## Perl Weekly Challenge 010: Roman Numerals

Write a script to encode/decode Roman numerals.

This has been solved many times, you can easily google a golfed solution shorter than L characters (for example at code-golf.io).

## From Roman

I declared the hash table that binds the corresponding number to each symbol:

``````my %from_roman = (
I => 1,
V => 5,
X => 10,
L => 50,
C => 100,
D => 500,
M => 1000,
);``````

When converting from a Roman numeral, we can’t just add all the numbers corresponding to all the symbols, though, we need to solve the subtractive notation, too. I used a substitution with a regex so solve it:

``````sub from_roman {
my (\$roman) = @_;
my \$n = 0;
while (\$roman =~ s/(I[VXLCDM]|X[LCDM]|C[DM])//) {
my (\$minus, \$plus) = split //, \$1;
\$n += \$from_roman{\$plus} - \$from_roman{\$minus};
}
\$n += \$from_roman{\$_} for split //, \$roman;
return \$n
}``````

## To Roman

Converting the other way round is a bit more complex. The basic hash is pretty simple:

``my %to_roman = reverse %from_roman;``

We can construct a Roman numeral using just this hash, ignoring the subtractive notation.

``````sub to_roman {
my (\$n) = @_;
my \$roman = "";
while (\$n) {
for my \$i (sort { \$b <=> \$a } keys %to_roman) {
while (\$n >= \$i) {
\$n -= \$i;
\$roman .= \$to_roman{\$i};
}
}
}
return \$roman
}``````

We can now again use a substitution to handle the subtractive notation: we’ll just replace each occurrence of IIII by IV, VIIII by IX, etc. This step can be expressed as a hash, again:

``````my %subtractive = (
IIII  => 'IV',
VIIII => 'IX',
XXXX  => 'XL',
LXXXX => 'XC',
CCCC  => 'CD',
DCCCC => 'CM',
);``````

I also tried to express this as an algorithm instead of listing all the possibilities, but I wasn’t happy with the result: the original was definitely more readable.
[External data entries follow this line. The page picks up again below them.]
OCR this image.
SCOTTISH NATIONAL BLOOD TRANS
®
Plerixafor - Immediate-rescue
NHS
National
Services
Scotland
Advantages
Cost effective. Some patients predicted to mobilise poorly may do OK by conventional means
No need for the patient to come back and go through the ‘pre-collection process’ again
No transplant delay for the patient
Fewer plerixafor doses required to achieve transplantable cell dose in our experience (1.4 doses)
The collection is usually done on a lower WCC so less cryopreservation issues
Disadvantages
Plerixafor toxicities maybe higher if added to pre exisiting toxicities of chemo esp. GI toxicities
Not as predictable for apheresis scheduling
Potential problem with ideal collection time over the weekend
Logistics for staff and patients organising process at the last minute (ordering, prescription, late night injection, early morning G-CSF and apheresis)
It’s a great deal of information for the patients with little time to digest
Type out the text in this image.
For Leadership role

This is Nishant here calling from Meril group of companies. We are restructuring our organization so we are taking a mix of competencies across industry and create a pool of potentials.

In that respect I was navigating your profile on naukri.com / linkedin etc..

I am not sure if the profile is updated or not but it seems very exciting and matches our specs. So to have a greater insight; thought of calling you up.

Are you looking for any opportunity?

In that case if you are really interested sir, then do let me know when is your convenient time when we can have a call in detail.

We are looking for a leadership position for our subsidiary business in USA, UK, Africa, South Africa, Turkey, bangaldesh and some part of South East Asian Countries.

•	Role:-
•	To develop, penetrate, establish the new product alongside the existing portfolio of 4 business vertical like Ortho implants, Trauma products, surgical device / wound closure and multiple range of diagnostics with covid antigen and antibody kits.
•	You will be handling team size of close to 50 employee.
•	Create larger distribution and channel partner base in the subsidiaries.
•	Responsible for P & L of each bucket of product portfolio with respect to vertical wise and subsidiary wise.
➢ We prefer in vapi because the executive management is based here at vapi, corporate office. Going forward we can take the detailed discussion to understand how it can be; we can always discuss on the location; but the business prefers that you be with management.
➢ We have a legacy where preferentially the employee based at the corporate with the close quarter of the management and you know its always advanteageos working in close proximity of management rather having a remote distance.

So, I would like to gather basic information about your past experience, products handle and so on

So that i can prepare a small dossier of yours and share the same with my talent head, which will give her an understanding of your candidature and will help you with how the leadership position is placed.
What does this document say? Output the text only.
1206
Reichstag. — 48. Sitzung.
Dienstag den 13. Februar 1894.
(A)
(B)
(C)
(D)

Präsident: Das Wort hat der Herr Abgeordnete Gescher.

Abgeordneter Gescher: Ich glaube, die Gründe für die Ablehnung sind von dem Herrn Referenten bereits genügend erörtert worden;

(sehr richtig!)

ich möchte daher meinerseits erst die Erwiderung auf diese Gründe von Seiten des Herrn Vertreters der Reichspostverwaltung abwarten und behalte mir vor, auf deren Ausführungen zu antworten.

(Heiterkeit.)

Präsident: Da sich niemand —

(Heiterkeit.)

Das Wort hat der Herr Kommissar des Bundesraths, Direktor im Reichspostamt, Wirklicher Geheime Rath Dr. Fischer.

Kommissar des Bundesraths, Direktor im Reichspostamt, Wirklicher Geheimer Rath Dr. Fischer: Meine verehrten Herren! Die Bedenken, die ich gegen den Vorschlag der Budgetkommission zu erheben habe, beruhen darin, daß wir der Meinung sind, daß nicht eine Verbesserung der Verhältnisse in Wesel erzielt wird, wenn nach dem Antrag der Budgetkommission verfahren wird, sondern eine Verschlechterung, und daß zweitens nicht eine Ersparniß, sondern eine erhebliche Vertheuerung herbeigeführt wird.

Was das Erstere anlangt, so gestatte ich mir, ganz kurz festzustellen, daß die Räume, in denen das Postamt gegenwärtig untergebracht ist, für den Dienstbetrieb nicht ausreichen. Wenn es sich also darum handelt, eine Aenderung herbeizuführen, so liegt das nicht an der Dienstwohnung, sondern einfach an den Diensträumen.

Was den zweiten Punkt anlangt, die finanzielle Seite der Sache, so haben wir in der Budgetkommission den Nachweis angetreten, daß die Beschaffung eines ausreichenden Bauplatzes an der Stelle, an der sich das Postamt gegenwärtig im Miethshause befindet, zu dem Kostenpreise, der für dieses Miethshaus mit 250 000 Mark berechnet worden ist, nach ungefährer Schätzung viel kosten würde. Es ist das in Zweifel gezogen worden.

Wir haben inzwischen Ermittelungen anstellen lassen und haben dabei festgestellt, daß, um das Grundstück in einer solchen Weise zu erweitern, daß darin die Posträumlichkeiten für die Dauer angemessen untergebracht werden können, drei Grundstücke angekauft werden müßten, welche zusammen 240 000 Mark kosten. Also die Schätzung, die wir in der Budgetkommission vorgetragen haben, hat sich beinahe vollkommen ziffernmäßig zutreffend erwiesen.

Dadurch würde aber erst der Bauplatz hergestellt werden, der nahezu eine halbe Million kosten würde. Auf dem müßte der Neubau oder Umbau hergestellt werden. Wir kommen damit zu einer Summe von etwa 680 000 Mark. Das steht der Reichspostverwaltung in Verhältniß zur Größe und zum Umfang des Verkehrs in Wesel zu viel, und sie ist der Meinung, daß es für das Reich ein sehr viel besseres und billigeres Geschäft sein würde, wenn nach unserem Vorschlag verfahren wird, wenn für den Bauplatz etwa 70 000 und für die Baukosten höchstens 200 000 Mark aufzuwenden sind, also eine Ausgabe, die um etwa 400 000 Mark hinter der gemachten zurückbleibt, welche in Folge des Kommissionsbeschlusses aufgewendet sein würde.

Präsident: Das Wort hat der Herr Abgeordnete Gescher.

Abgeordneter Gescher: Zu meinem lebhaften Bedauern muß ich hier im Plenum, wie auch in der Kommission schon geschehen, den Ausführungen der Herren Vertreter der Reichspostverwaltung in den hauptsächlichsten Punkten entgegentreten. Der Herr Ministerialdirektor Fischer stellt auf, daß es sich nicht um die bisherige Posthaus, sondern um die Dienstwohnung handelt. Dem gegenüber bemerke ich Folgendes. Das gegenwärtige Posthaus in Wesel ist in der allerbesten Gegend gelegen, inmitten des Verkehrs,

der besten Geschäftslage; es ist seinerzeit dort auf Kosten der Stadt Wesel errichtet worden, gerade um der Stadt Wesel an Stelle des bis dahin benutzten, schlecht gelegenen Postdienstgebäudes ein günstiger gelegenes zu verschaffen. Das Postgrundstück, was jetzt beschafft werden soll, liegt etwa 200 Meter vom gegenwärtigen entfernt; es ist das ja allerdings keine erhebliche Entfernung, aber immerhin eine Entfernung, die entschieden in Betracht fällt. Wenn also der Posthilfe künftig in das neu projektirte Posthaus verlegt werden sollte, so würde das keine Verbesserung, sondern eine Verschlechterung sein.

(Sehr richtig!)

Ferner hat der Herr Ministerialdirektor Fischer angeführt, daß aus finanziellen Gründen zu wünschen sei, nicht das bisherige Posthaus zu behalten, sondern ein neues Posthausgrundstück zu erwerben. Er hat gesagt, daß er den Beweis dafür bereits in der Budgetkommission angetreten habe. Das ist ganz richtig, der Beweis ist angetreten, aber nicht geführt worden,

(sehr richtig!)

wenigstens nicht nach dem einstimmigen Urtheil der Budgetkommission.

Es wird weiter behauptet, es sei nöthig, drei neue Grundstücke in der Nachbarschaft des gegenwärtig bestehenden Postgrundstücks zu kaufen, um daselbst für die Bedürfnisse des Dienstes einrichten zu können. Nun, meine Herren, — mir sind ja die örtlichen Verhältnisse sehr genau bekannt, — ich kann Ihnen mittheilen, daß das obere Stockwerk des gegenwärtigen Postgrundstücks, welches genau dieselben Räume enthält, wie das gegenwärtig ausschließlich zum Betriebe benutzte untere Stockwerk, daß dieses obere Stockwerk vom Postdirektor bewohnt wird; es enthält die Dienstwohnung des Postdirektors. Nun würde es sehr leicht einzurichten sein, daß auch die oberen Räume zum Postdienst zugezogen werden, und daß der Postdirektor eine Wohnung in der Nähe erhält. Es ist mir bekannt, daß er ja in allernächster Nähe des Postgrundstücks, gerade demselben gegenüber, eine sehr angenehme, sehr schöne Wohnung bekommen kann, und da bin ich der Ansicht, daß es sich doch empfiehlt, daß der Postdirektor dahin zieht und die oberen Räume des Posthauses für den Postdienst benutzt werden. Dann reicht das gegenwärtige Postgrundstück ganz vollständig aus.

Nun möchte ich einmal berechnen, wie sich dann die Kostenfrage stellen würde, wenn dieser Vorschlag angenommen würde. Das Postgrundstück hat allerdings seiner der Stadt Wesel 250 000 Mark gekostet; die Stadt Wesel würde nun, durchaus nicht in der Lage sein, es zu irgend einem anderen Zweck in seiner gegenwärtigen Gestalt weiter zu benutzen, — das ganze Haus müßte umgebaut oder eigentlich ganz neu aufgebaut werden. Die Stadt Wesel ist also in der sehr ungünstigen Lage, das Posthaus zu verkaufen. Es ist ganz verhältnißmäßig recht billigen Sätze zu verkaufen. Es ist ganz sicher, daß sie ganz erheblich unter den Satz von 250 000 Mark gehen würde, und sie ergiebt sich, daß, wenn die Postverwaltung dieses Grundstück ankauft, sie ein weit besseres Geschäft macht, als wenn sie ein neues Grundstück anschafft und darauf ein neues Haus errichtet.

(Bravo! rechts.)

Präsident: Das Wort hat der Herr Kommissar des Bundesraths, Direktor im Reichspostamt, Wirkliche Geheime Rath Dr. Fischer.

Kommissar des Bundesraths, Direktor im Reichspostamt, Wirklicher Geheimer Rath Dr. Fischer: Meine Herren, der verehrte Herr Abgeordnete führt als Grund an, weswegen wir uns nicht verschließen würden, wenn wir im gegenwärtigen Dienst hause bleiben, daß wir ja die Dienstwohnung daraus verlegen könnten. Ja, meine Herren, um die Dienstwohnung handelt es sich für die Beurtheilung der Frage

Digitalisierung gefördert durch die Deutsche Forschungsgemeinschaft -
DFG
``````my %subtractive = map {
my \$next5 = \$to_roman{ 5 * \$from_roman{\$_} };
\$_ x 4 => \$_ . \$next5,
\$next5 . \$_ x 4 => \$_ . \$to_roman{ 10 * \$from_roman{\$_} }
}  map \$to_roman{\$_},
grep /10{0,2}\$/, keys %to_roman;``````

To apply the subtractive notation, we need to replace all the keys by their values. The trick is to replace the longer keys first, otherwise VIIII would have been replaced by VIV.

``````my \$subtractive_re = join '|',
sort { length \$b <=> length \$a }
keys %subtractive;``````

And before returning `\$roman` from `to_roman`, let’s just apply all the possible substitutions:

``    \$roman =~ s/(\$subtractive_re)/\$subtractive{\$1}/g;``

To verify the correctness, I copied all the examples from Wikipedia (and maybe added some examples myself):

``````use Test::More;

my %test = (XXXIX     => 39,
CCXLVI    => 246,
DCCLXXXIX => 789,
MMCDXXI   => 2421,
CLX       => 160,
CCVII     => 207,
MIX       => 1009,
MLXVI     => 1066,
MDCCLXXVI => 1776,
MCMIII    => 1903,  # MDCDIII
MCMX      => 1910,
MCMLIV    => 1954,
MCMXCIX   => 1999,  # MIM
MMXIX     => 2019,
MMMCMXCIX => 3_999);

for my \$roman (keys %test) {
is from_roman(\$roman), \$test{\$roman};
}

for my \$roman (keys %test) {
is to_roman(\$test{\$roman}), \$roman;
}``````

Have you noticed the two comments? They introduce alternative ways of writing particular numbers that were actually used by some people or companies in the past. Although our algorithm can’t produce the Roman numerals, it easily converts them correctly to the corresponding numbers:

``````is from_roman('MIM'), 1999;
is from_roman('MDCDIII'), 1903;``````

## Jaro-Winkler Distance

The description of the algorithm in the Wikipedia page was unclear. I tried to implement it, but I couldn’t find answers to my questions in the article. Studying the linked source code didn’t help, as the algorithm was different to the one described. You can check the “Talk” page for a discussion of several unclear parts.

In the end, I turned to CPAN. Text::JaroWinkler to the rescue!